Revellers in parts of the UK will be able to stage cut-price street parties to celebrate Prince William's marriage to Kate Middleton as some councils say they will slash or waive road closure charges.
Cambridgeshire County Council is the latest local authority to pledge it will not charge to close roads for royal wedding street parties on Friday April 29.
Gloucestershire made a similar promise earlier this month and Norfolk said it will cut the charge from £450 to a celebratory £29.04.
The moves follow a Government drive to cut red tape and make the organisation of street parties and fetes easier.
Cambridgeshire said party organisers would need to apply for permission to close roads but would not be charged.
"We will treat them as community events so there will be no charge," said a spokesman. "People simply need to get in touch and let us know what they plan."
Gloucestershire said permission would be needed but any charge would be waived as a "one-off gesture".
Last August, Communities Secretary Eric Pickles said he wanted councils to take a "common sense" approach to public celebrations and did not want street party organisers faced with "reams of forms, high costs and red tape".

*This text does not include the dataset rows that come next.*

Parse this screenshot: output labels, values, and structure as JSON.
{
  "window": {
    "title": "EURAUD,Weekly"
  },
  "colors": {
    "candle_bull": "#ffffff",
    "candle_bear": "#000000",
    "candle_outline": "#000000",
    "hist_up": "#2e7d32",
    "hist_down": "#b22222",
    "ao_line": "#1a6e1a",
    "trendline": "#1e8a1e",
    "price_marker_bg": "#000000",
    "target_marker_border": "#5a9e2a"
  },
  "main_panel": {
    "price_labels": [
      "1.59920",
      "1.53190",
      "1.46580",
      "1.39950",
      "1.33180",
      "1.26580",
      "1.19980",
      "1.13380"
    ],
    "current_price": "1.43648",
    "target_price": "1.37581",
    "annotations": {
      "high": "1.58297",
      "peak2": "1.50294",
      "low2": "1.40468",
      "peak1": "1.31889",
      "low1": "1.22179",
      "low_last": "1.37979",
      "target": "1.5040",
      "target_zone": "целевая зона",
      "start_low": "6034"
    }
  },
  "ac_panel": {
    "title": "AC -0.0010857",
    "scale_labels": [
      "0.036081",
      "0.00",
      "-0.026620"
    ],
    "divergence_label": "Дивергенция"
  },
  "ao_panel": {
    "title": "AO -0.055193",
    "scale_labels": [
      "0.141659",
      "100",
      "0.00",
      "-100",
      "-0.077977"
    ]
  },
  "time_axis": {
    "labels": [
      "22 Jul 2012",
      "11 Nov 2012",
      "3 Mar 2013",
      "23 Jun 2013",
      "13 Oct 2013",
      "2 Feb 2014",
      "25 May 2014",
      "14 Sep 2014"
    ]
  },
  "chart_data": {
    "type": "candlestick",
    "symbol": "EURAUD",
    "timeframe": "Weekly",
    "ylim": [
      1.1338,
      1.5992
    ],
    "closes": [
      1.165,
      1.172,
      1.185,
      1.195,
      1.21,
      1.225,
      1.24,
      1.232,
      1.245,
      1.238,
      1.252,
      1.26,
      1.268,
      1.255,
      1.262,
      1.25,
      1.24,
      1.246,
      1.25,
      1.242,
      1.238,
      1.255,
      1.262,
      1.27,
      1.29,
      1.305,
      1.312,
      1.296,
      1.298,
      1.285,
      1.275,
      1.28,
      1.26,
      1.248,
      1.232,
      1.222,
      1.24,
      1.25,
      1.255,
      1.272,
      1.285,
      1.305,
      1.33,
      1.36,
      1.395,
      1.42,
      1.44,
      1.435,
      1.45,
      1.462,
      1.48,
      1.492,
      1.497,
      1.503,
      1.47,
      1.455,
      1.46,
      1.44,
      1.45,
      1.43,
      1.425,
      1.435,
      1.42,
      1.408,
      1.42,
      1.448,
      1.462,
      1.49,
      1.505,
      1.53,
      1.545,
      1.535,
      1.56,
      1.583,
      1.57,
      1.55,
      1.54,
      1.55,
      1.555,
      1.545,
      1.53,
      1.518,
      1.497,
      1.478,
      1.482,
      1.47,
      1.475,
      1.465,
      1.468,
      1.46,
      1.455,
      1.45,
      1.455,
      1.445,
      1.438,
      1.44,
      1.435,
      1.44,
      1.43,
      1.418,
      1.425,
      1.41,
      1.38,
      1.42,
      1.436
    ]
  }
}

"For most small organised street parties that don't affect the wider road network there is no requirement in law for local authorities to advertise proposed closures or carry out consultations," said a spokesman for the Department for Communities and Local Government.
"Neither are specific signs or other traffic management equipment required. Local authorities should act proportionately, wisely, and in the public interest - and highways law does not present any barriers to that."